According to the authors, “authenticity is the core value that makes blogging such a new and different way for businesses to communicate.  If authenticity is the defining feature of blogging, then credibility is its benefit.”   When blogging, your “voice” should come across naturally.  Blogging shouldn’t feel forced, as if you were trying too hard.   Instead,  keep it simple, and write about things that you’re passionate about in your blog.  If you’re interested in what you’re writing, then it’ll come across in your blog.

Something that I learned is the importance of comments at blogs.  OK, I’ll admit that my very first blog was at my MySpace account.  When people left comments at my blog, I would respond to their comments- if at all -by leaving a comment at their profile, waiting until the next time I talked them in person, etc.  However, blogging is a conversation, so it’s important to present it that way: have a conversation through the blog comments.  This also goes with being accessible, another tip from the authors.

Another “do” is linking to other websites.  Don’t limit your links to Web sites just inside of your business or organization.  Personally, I like it when Web sites, including blogs, have links to other sites.  It enhances the reading experience, and I can find more information about related topics.  From the blogger’s point of view, especially a business or organization, it’s important to have links, so you can “be the absolute best resource you can be for your readers.”

Overall, the information in this section is pretty straightforward, but it’s good to be aware of it.  It’ll come in handy, whether I blog for fun or my future job.

N.C. 208 – 232

May 7, 2007

It’s interesting that the real in-depth discussion of RSS and its impacts is only a section near the end of Naked Conversations, a book scribed about a year ago.  In comparison, RSS has been at the forefront of the discussions in this class almost since the first day.

In the previous section, Scoble and Israel talked much about the “right” things to with a blog– tell a story, keep it simple, etc.  Ironically, I think that RSS may potentially nullify or at least sidestep a few.  For example, one of my favorites, EastSouthWestNorth a blog run by a Hong Kong resident focusing almost exclusively on media studies and cross-cultural journalism, is probably the only blog that I currently make a habit of checking on a daily basis.  However, the blog’s design is shocking.  The sheer amount of textual data and hyperlinks sprayed over the front page is intimidating and almost impenetrable.

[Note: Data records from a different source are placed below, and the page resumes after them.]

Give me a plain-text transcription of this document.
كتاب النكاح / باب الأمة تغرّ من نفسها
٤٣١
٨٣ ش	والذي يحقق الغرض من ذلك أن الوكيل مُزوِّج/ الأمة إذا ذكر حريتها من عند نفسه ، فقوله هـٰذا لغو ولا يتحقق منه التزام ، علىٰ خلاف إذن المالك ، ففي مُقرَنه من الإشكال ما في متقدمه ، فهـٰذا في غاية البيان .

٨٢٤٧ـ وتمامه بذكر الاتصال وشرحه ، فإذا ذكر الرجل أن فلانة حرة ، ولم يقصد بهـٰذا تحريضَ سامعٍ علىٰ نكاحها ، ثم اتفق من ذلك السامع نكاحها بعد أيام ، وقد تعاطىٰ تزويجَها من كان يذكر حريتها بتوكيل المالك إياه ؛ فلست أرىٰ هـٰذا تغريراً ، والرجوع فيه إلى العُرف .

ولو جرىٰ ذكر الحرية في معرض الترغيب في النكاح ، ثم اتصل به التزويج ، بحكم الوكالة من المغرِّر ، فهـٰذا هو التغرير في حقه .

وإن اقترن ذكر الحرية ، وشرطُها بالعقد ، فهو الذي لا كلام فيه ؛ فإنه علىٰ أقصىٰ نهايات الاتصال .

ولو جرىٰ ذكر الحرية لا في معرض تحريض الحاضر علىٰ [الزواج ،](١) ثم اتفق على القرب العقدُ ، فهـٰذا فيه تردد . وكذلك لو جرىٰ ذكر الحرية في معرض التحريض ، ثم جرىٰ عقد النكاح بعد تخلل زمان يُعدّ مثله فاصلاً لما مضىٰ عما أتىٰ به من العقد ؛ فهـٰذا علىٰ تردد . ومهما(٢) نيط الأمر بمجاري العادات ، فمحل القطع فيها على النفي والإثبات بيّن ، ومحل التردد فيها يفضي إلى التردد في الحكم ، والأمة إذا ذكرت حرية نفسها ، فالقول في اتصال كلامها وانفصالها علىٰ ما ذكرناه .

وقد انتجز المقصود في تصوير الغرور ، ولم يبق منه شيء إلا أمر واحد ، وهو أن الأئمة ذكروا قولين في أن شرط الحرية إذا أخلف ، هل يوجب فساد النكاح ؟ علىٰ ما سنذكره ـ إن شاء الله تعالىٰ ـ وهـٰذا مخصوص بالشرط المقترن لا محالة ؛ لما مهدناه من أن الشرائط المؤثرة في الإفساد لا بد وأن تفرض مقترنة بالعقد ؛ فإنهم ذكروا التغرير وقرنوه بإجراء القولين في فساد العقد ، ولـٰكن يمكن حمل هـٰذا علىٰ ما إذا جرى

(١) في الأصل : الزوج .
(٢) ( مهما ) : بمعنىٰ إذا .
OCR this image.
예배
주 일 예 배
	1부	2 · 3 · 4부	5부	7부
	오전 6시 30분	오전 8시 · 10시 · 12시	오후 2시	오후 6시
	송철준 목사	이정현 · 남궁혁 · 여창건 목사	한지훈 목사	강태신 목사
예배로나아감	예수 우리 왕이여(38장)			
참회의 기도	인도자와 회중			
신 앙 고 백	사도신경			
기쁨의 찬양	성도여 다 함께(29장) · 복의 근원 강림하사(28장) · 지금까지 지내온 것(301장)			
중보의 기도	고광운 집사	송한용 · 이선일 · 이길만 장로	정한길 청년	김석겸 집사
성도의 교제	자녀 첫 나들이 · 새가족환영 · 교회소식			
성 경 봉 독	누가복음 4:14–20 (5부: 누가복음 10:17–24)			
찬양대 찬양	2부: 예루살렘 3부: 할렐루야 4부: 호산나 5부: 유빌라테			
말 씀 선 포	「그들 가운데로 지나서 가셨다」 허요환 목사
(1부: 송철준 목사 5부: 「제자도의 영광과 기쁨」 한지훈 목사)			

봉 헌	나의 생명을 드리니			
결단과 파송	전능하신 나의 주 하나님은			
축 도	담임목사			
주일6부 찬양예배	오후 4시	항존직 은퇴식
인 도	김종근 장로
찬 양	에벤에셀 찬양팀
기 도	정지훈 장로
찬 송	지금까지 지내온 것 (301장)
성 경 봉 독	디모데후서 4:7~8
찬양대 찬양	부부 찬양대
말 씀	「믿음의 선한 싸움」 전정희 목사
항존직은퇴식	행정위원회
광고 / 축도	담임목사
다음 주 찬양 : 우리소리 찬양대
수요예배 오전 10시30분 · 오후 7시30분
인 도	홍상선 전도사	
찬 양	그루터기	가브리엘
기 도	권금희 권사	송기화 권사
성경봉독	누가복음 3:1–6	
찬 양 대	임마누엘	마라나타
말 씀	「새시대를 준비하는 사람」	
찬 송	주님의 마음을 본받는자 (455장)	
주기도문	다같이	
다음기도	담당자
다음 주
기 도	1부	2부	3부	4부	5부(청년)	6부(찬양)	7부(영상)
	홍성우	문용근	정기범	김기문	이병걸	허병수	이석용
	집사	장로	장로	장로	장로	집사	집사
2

Without ESWN’s RSS feed, I would probably never have been able to follow the blog very closely at all, simply because of the design.  With the RSS feed, I’ve been able to tailor the real content of the blog to my specifications and access it on a more intimate, less convoluted basis.  In this way, the author actually seems to be in close touch with Internet trends, realizing that a very image-heavy, flashy front page design is not necessary when the user can customize the content within with this XML dialect.  Indeed, the content is the biggest draw of ESWN (as opposed to many other blogs that to me seem high on presentation and thin on intellectual meat), consistently enlightening and well-researched.

N.C. 149-208

May 7, 2007

I can remember watching the video displaying the exploit for Kryptonite locks
locks and laughing.  I never learned about the company’s sluggish, ambivalent response until now.

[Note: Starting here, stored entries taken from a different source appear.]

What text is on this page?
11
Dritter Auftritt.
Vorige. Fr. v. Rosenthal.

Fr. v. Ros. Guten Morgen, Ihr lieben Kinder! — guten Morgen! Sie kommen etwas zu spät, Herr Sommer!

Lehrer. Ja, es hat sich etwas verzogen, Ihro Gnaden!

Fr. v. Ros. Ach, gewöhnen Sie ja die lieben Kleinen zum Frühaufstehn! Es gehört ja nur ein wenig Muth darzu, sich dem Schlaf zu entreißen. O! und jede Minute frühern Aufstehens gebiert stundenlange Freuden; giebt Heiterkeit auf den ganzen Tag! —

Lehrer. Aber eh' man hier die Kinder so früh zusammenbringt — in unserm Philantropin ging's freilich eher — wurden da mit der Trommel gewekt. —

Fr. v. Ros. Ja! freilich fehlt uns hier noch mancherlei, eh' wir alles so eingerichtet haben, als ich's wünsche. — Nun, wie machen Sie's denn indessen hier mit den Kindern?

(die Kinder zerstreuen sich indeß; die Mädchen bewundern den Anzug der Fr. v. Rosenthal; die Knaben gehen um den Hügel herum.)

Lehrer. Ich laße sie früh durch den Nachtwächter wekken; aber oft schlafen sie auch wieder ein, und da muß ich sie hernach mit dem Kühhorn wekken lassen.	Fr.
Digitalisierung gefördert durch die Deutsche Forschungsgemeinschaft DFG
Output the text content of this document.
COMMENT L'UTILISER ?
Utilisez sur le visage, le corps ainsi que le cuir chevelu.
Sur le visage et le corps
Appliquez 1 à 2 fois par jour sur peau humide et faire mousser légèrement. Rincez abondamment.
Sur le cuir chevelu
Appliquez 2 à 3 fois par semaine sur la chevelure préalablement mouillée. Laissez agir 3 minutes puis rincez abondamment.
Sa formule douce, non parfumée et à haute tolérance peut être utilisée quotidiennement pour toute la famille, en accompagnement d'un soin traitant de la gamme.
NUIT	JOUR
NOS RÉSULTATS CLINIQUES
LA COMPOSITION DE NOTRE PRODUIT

In “Blogging Wrong,” It was interesting to see all the vitriol directed against so-called character blogs.  Admittedly, looking some of them up, they were distinctly corny and at times rather insulting to one’s intelligence.  How strong do marketing types assume our suspension of disbelief is? you think to yourself more than once.

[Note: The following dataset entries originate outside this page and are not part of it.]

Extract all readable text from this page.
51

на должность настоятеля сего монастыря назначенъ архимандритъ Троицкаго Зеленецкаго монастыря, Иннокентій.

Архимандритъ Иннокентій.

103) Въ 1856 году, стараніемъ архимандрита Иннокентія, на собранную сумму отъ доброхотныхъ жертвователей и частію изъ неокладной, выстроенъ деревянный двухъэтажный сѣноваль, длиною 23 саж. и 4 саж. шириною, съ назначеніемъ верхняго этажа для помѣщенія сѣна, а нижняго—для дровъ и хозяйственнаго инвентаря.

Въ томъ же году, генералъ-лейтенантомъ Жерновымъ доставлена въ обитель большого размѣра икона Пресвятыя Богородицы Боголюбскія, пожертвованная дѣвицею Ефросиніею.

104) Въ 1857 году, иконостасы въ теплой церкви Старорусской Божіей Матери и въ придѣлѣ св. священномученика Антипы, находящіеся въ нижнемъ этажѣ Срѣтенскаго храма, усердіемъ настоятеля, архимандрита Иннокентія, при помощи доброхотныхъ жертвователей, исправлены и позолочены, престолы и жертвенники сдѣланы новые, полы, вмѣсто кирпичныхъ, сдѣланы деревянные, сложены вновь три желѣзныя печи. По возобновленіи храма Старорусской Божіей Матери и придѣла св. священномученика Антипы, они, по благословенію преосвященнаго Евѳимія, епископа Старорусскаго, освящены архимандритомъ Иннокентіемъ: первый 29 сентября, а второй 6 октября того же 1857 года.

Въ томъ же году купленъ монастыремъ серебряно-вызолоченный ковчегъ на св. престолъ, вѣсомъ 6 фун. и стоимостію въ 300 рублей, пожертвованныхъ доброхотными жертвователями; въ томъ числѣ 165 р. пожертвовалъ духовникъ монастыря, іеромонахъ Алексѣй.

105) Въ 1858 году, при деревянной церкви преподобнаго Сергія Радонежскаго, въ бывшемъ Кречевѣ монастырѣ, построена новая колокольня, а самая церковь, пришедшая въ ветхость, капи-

My question is how the pitfalls could apply to blogs attached to existing journalism outlets.  Do dailies and glossy magazines have a leg-up in blogging “know-how” through opinion columns?  While much less dynamic than an online setup, an opinion column works somewhat similarly to the blog format: chronological entries, each geared toward a specific subject and the author’s educated (mostly) thoughts/opinions on it and a degree of conversational accountability through Letters to the Editor.

It seems like many popular opinion columns in more established papers are already character blogs, writers becoming charicatures of themselves.